Baykal yeni politikasını eleştirenlere, başörtülü kadınların sıraları doldurduğu TBMM grup toplantısında seslendi: "Hassasiyetimiz değişmedi. Bu katılımlar CHP çizgisinde kırılma anlamına gelmez... O çarşaflılar diğerlerinden farklı. Onlar kızlarını çarşafa sokmak istemiyor. Onlar masumane örtülü..." Baykal bununla da yetinmedi ve şöyle konuştu: "Kıyafet balosu vermiyoruz... Bu tartışmadan baskıcı ve karşısındakini dışlayan, hatta faşizme kayan bir laiklik anlayışı yerine, gerçek laik, demokratik bir anlayışın ortaya çıkmasını umut ediyorum..." Yeni politikanın mimarı olarak gösterilen CHP İstanbul İl Başkanı Gürsel Tekin, daha da ileri gidileceğinin sinyalini verdi: "Pek çok cemaat üyesi kendilerine sığınacak bir liman arıyor. Bu liman CHP neden olmasın?"
Evet, Baykal'ın konuşmaları ve davranışları kimilerine göre çok şaşırtıcıydı. Öyle ki kimi partililer CHP'nin laikliğe sırt çevirdiğini, AKP taklitçiliğine soyunduğunu söylemeye başladılar. Ama başkaları için Baykal'ın yeni girişimi hiç de şaşırtıcı değildi.
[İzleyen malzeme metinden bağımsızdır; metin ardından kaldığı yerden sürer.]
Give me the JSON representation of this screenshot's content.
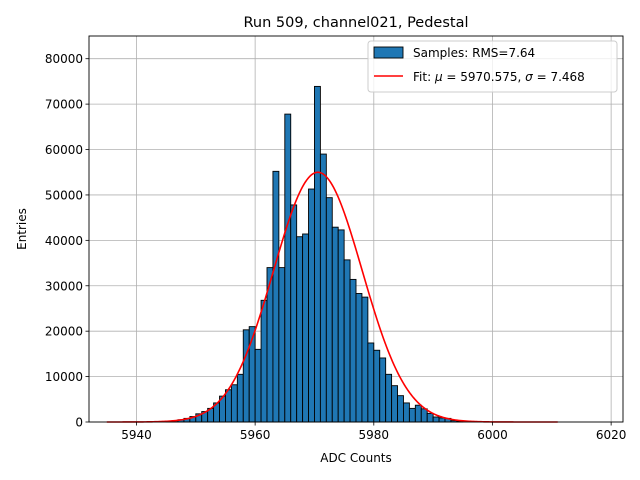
{
  "chart_data": {
    "type": "bar",
    "title": "Run 509, channel021, Pedestal",
    "xlabel": "ADC Counts",
    "ylabel": "Entries",
    "xlim": [
      5932,
      6022
    ],
    "ylim": [
      0,
      85000
    ],
    "xticks": [
      5940,
      5960,
      5980,
      6000,
      6020
    ],
    "yticks": [
      0,
      10000,
      20000,
      30000,
      40000,
      50000,
      60000,
      70000,
      80000
    ],
    "grid": true,
    "legend_position": "top-right",
    "bar_color": "#1f77b4",
    "fit_color": "#ff0000",
    "legend": {
      "hist_label": "Samples: RMS=7.64",
      "fit_prefix": "Fit: ",
      "mu_symbol": "μ",
      "mu_text": " = 5970.575, ",
      "sigma_symbol": "σ",
      "sigma_text": " = 7.468"
    },
    "fit": {
      "mu": 5970.575,
      "sigma": 7.468,
      "amplitude": 55000,
      "x_range": [
        5935,
        6011
      ]
    },
    "bins": {
      "x_start": 5945,
      "width": 1,
      "values": [
        100,
        300,
        500,
        800,
        1200,
        1800,
        2300,
        3000,
        4200,
        5700,
        7100,
        8200,
        10500,
        20300,
        21000,
        16000,
        26800,
        34000,
        55200,
        34000,
        67800,
        47800,
        40800,
        41400,
        51300,
        73900,
        59000,
        49400,
        42900,
        42300,
        35700,
        31400,
        28300,
        27500,
        17400,
        15800,
        14100,
        10500,
        8000,
        5800,
        4200,
        3000,
        3700,
        2900,
        1900,
        1100,
        900,
        800,
        300,
        200
      ]
    }
  }
}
Bu konuda en veciz hatırlatmayı "CHP'de her seçim öncesi yeni bir paket açılıyor" başlıklı haberi ile Habib Güler yaptı: CHP 1999 genel seçimleri öncesinde SHP'nin 1989 tarihli Kürt raporunu yenilemiş, 2002 genel seçimleri öncesinde CHP'nin solculuğunun Anadolu'nun değerleri çerçevesinde şekilleneceğini açıklamış ("Anadolu Solu"), 2007 genel seçimleri öncesinde başörtüsü dağıtmış, parti afişlerinde başörtülü kadınlara yer vermişti. (Zaman, 25 Kasım)
2004'ten bu yana tek parti dönemi CHP'sinin politikalarını izleme eğilimini gösteren Baykal ve kliğinin tutumunda dürüstlük ve tutarlılık aramanın beyhude olduğu muhakkak. 2004 yerel seçimleri öncesinde Baykal şöyle demişti: "CHP bir piyasa partisi değildir... Biz doğru bildiklerimizi söyleriz. Eğer halkımız bize oy verirse, ne ala; vermezse ona da saygı duyarız." (2 Mart 2004) Baykal'ın bu konuda dahi fikir değiştirdiği, artık kendini seçmene beğendirmeye çalışan bir "piyasa partisi" olmaya soyunduğu anlaşılıyor.
AKP ve MHP'de "Alevi açılımları"nın da işaret ettiği üzere, seçimlere gidilirken siyasi partilerin toplumun taleplerine cevap verebilme yarışına girmeleri, kuşku yok ki, Türkiye'de demokrasinin (az veya çok) işlediğinin bir göstergesi. Demokrasi açısından endişe verici olan ise, temsil ettikleri fikir ve çözümlerde dürüst ve tutarlı olmayan politikacılara güvenin ciddi olarak sarsılmış olması.
Yine de Baykal'ın "çarşaf açılımı"nın başörtüsü sorununun halli yoluna girildiği umudunu uyandırdığına kuşku yok. Bunun içindir ki Başbakan Tayyip Erdoğan bu açılıma tam destek verdi ve karşılaşacağı muhalefete karşı Baykal'a şu tavsiyede bulundu: "Sayın genel başkan dik durmalı, boyun eğmemeli... Bu duruş böyle devam ederse, inanın ülkenin birçok sorunu da çok daha çabuk çözülür..." Ve ekledi: "Siyasetin temeli, tutarlı olmaktır. Bunu çok açık ve net söylemek zorundayım. Dürüst olmaktır, uzun soluklu olarak aynı çizgide yürüyebilmektir."
Sayın Başbakan'ın bu tavsiyeye kendisinin de uymasının beklendiğini eklemeye bilmem gerek var mı?